Купца передернуло. Он хотел плюнуть на дно ямы, но пересохший рот не дал слюны.
Почувствовав присутствие Афанасия, пауки, как по команде, повернулись к нему, ловя в прицел черных, подобных бусинам, немигающих глаз его могучую фигуру. Заверещали и побежали в его сторону, ловко цепляясь за осыпающийся песок крючками на кончиках членистых ног. Несколько теней метнулось к нему по краю ямы.
Афанасий поймал ногами стремена и направил коня, посеревшего от пепла и гари, по едва заметной дороге. Тот, усталый и мучимый жаждой, полетел стрелой, желая убраться из этих проклятых мест.

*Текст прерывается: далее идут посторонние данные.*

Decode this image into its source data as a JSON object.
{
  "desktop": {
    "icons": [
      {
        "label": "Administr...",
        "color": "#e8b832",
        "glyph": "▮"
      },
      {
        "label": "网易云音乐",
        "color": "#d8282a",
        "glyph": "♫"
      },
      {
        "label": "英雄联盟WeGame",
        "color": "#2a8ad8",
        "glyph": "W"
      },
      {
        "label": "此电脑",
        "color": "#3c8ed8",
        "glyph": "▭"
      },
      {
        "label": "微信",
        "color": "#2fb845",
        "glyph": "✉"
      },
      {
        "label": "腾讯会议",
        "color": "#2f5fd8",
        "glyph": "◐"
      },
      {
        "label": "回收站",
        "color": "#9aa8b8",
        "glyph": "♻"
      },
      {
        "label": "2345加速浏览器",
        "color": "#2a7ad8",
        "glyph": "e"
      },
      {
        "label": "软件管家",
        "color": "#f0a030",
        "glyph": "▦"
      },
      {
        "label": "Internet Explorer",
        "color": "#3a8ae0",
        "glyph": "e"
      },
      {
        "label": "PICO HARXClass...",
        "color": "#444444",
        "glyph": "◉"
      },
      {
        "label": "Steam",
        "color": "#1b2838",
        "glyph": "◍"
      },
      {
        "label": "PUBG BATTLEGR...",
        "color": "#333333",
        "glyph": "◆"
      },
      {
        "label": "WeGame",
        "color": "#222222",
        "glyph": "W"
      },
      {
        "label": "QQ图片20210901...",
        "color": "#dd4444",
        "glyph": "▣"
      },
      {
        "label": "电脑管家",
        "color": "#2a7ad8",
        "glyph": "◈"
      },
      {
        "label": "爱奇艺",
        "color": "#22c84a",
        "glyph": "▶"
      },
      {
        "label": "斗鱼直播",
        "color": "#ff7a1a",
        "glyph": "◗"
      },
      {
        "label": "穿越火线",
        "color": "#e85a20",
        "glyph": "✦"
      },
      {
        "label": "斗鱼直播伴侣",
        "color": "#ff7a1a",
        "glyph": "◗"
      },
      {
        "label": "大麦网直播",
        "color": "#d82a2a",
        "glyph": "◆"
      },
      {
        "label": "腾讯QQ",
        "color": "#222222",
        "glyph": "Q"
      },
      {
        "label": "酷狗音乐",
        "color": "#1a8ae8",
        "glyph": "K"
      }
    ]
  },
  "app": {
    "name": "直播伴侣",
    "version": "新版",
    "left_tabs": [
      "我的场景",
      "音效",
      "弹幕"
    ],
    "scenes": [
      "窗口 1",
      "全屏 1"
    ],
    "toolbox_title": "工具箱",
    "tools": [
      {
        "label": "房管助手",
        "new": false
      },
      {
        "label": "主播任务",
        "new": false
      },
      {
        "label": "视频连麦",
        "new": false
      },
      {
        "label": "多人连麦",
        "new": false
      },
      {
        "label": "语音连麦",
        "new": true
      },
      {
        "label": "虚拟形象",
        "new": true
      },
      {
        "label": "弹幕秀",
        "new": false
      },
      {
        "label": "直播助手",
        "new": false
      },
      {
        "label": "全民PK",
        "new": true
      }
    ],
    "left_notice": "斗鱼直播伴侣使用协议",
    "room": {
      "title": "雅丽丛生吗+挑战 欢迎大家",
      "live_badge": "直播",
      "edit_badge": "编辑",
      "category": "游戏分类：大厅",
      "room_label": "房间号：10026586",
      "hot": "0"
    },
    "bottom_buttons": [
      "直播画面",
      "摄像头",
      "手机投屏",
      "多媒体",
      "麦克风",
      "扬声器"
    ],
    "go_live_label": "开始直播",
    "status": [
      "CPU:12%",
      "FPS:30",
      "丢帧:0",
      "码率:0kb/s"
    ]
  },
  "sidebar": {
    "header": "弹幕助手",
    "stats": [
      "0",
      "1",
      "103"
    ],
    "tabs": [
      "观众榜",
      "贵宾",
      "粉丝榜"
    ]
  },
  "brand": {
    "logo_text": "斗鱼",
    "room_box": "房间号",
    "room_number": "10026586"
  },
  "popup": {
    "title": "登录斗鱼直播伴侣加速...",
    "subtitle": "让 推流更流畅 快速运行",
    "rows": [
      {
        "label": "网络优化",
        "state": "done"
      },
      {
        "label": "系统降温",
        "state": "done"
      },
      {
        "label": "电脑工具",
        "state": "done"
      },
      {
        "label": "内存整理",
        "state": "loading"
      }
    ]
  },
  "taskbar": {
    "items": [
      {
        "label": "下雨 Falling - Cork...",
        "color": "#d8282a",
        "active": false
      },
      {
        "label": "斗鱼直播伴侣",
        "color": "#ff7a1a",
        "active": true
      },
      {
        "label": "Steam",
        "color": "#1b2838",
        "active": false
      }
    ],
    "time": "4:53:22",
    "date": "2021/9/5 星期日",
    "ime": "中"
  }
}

Пауки кинулись было в погоню, но тотчас поняли ее бесполезность. Остановились, как по команде, и разбежались по своим делам, исчезая между камнями. Только пустые глазницы дочиста обглоданного черепа еще долго смотрели вслед удаляющемуся всаднику.
На следующий день Афанасий увидел стены древнего Баке. Ныне они выглядели не очень внушительно, но лет триста назад, во время строительства, [37] были почти непреодолимой преградой для любой армии.
Толстые, с выносными башнями, они опоясывали город двойным кольцом. У подножия был ров, наполнявшийся водой с помощью специальных механизмов, похожих на те «черпалки», что были у нефтедобытчиков. Вторая стена существенно возвышалась над первой. Гнезда для стрельбы и механизмы опрокидывания вниз горячей смолы сулили врагу много неприятностей.
Афанасий без задержек въехал в город через одни из двух сухопутных — другие три были со стороны моря — ворот, кинув привратнику медяшку из украденных сокровищ.
Улочки Ичери-шехер, внутреннего города, были столь узкими, что и два всадника на них могли разъехаться с трудом. Завидев Афанасия, встречные стремились нырнуть в боковые проходы, чтоб не попасться на глаза хозяину столь прекрасного коня. Лоточники оттаскивали столики со всякой мелочью и вжимались в стены. Даже нищие подбирали ноги и костыли.
Но Афанасий не обращал на них внимания, погруженный в думы о том, куда завела его судьбина и что делать дальше.
Оторвался от них он лишь один раз, оказавшись недалеко от Девичьей башни. В книге Михаила было написано, что один овдовевший и немного помутившийся разумом владетель города Баке решил жениться на своей дочери. Та, придя в ужас от предстоящего брака, поставила условие: построить для нее башню. Когда башня была построена, девица, по одной версии, заперлась в ней, по другой — бросилась с верхней площадки в море. Писано было явно рукой Михаила, но с чужих слов и в спокойной обстановке, с завитушками и красивостями. Другая запись, сделанная ниже, торопливым косым подчерком, явно другой рукой, гласила, что персы считают Девичью башню одним из Аташкаде — храмов Огня на побережье, и будто бы она в точности такая же, как строения в городе огнепоклонников Таксиле. [38]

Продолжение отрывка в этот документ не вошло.